Digital forensics examiner Richard Hickman and his team at Decipher Forensics investigated the claim and discovered a way to extract the ‘deleted’ pictures. Apparently, the application does not get rid of the photographs but merely hides them from the phone by saving it with the file extension NOMEDIA. This makes it invisible to most people, but all the forensic experts have to do is take the photos out of the phone and change the extension so they can be seen again. It does take up to six hours, but if you think about whether there’s a huge difference between gone forever and seen again in a few hours, Snapchat have over-exaggerated their unique twist.

iPhone owners need not worry yet though, apparently Hickman and his team only discovered how to uncover photos on the Android app so Apple users are okay for now.
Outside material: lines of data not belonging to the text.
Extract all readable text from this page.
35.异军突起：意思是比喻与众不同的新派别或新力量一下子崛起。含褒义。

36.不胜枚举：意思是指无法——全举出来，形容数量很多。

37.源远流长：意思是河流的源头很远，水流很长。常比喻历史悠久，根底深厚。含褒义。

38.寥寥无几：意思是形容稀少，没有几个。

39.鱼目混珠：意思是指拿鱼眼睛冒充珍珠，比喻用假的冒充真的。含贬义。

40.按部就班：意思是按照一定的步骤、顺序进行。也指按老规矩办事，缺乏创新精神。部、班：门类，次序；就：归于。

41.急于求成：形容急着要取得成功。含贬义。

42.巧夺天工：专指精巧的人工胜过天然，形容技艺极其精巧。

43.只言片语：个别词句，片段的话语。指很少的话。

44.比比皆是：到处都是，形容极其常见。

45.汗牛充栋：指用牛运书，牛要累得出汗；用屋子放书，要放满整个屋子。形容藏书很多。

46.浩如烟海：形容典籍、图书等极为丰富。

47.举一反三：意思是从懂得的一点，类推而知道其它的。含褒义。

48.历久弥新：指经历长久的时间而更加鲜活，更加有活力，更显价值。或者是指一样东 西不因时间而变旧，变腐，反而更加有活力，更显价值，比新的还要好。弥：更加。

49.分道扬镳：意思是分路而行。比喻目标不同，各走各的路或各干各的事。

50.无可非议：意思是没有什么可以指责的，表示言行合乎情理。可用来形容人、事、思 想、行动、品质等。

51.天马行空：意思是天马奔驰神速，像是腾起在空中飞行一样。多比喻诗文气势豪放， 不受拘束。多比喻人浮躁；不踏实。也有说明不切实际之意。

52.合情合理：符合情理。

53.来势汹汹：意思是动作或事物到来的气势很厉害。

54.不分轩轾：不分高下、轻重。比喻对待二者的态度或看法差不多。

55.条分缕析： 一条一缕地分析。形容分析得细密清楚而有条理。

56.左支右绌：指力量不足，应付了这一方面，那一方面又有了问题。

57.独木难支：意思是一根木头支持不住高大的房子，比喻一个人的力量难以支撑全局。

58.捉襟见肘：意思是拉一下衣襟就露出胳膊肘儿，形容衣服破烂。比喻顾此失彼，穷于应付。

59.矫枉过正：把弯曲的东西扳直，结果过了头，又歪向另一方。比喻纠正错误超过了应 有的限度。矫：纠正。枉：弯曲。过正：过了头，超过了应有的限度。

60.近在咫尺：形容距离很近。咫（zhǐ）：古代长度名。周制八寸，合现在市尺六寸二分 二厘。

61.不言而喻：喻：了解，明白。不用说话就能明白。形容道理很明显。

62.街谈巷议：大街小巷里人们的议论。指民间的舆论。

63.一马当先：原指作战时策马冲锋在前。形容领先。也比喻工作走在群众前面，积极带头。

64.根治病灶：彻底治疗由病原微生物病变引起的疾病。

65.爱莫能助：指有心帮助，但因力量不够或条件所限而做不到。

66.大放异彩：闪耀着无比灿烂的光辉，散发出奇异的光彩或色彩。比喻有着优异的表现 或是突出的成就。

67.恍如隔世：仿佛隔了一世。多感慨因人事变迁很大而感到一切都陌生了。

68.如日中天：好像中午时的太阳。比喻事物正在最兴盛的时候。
Of course that only concerns your photos being leaked. When it comes to your iPhone being overloaded with snaps from hackers and subsequently crashing, you are equally susceptible. According to cyber-security consultant, Jaime Sanchez, there is a security flaw in smartphones and iPhones that allows hackers to rapidly send thousands of snaps to phones and crash them. Sanchez proved this theory and made viral news after showing a Los Angeles Times reporter what happens when this hack occurs.

It’s also worth mentioning the hacking scandal from January that leaked 4.6 million Snapchat user’s information on the Internet. If you want to check if your information was leaked, you can go online and enter your username.

Similarly, there is now an app you can download that allows you to save snapchats. SnapHack, which is available to buy on app stores, allows you to sign in and open snaps from your snapchat account on their interface, which automatically saves them. This app is not officially associated with Snapchat.

With all of these scandals, it’s obvious that Snapchat isn’t as secure as it claims to be and if you look at the responses they’ve had to the issues they’re facing, it seems they thoroughly believe the cliché that ignorance is bliss: “We believe we have addressed the issue as early as Friday, and we continue to make significant progress in our efforts to secure Snapchat,” a Snapchat Representative said last week. Sure you have, SnapChat, sure you have.